Wells Chris L.ORCID,Frampton Katherine,Horn Linda B.,Gimie Afnan,Falvey Jason R.

Abstract

Introduction: Promotion of early mobility is part of an ongoing effort to mitigate the iatrogenic effects of hospitalization. To assist with mobilization efforts, nursing departments hire mobility technicians (MTs). However, little is known about whether hospital units that hire MTs have increased rates of patient mobilization. Purpose: The aim of this retrospective study was to determine whether units in an academic medical setting that hired an MT had greater improvements in mobility compared with similar units that did not hire an MT. Methods: Two levels of care-matched pairs of hospital units were used for this analysis.

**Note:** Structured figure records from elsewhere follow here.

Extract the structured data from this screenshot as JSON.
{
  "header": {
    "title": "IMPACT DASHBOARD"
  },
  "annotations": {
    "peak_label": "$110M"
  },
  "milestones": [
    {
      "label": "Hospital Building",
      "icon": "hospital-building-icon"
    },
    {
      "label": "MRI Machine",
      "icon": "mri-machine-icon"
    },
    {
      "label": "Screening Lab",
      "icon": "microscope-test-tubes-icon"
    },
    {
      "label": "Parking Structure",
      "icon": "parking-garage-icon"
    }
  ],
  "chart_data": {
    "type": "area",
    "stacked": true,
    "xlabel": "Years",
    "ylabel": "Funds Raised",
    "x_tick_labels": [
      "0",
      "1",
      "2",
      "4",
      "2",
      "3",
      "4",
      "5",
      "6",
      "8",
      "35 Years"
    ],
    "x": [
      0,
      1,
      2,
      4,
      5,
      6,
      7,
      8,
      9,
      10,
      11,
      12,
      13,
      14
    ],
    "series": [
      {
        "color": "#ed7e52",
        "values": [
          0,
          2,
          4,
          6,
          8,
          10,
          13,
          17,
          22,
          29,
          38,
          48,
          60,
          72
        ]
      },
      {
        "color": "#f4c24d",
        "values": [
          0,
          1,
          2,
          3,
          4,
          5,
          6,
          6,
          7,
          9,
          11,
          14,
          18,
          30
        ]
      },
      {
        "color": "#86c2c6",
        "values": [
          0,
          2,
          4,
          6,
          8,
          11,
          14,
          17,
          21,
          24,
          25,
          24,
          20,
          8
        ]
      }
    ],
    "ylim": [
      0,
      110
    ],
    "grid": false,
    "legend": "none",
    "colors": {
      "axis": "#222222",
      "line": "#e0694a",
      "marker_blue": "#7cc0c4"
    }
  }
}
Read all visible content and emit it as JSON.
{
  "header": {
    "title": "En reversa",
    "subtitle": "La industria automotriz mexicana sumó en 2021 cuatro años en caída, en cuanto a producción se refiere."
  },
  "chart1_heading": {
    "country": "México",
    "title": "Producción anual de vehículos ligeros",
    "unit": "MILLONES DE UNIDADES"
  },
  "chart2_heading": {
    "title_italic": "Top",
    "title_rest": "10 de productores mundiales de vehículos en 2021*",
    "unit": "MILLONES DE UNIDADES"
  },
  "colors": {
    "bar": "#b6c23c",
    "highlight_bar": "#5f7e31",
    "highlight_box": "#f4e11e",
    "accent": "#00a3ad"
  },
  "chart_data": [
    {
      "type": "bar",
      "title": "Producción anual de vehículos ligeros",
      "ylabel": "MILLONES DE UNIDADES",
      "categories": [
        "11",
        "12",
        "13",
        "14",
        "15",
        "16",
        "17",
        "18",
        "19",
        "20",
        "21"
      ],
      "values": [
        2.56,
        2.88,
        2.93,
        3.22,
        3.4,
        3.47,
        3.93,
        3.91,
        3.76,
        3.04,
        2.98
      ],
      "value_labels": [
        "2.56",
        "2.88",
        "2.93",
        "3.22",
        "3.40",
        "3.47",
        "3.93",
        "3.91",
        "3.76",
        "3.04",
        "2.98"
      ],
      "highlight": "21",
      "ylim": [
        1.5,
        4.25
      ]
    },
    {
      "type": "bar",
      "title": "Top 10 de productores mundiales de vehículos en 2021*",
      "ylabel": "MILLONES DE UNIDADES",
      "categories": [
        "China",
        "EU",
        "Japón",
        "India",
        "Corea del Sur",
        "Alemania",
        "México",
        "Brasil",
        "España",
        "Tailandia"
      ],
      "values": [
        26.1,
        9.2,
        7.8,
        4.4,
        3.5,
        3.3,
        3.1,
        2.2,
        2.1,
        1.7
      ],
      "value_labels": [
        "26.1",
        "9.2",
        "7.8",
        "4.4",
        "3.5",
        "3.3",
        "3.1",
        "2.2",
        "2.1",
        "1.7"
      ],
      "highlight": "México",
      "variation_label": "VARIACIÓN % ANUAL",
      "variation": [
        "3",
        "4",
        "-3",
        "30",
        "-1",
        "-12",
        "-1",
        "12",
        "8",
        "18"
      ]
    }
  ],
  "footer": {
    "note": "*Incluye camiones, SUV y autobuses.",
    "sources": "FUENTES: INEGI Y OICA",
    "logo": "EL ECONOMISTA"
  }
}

Within each pairing, one unit hired an MT. We captured activity days, defined as any documented out-of-bed activity in a 24-hour period, from standardized documentation. A monthly activity rate was calculated for each unit as the average daily percentage of patients who had out-of-bed orders. A difference-in-difference generalized linear model with a time-by-MT interaction, weighted for patient volume, was used to compare the relative improvement in mobility 6 months prior (baseline) to the hiring of an MT to periods 3 and 6 months post-hire. Results: There was a 2.3% absolute increase in activity rate from preperiod to the 3-month postperiod for units that hired an MT, as compared with a 5.1% decline in similar units that did not have an MT. This 8.4% difference in activity rates was statistically significant (P = .03). Over 6 months, the effects of the program waned. Control units continued to decline with a 7.1% drop from baseline) compared with a marginal 0.1% increase in activity rates for units with an MT from baseline. This relative 7.6% increase in mobility was not significant (P = .13). Conclusion: There was a significant improvement in activity rates associated with MT hire that declined over time. These results may be contributed to a nonstructured MT utilization, variability with nursing education on the role of the MT, and staffing challenges that diverted the use of the MT to nonmobility activities.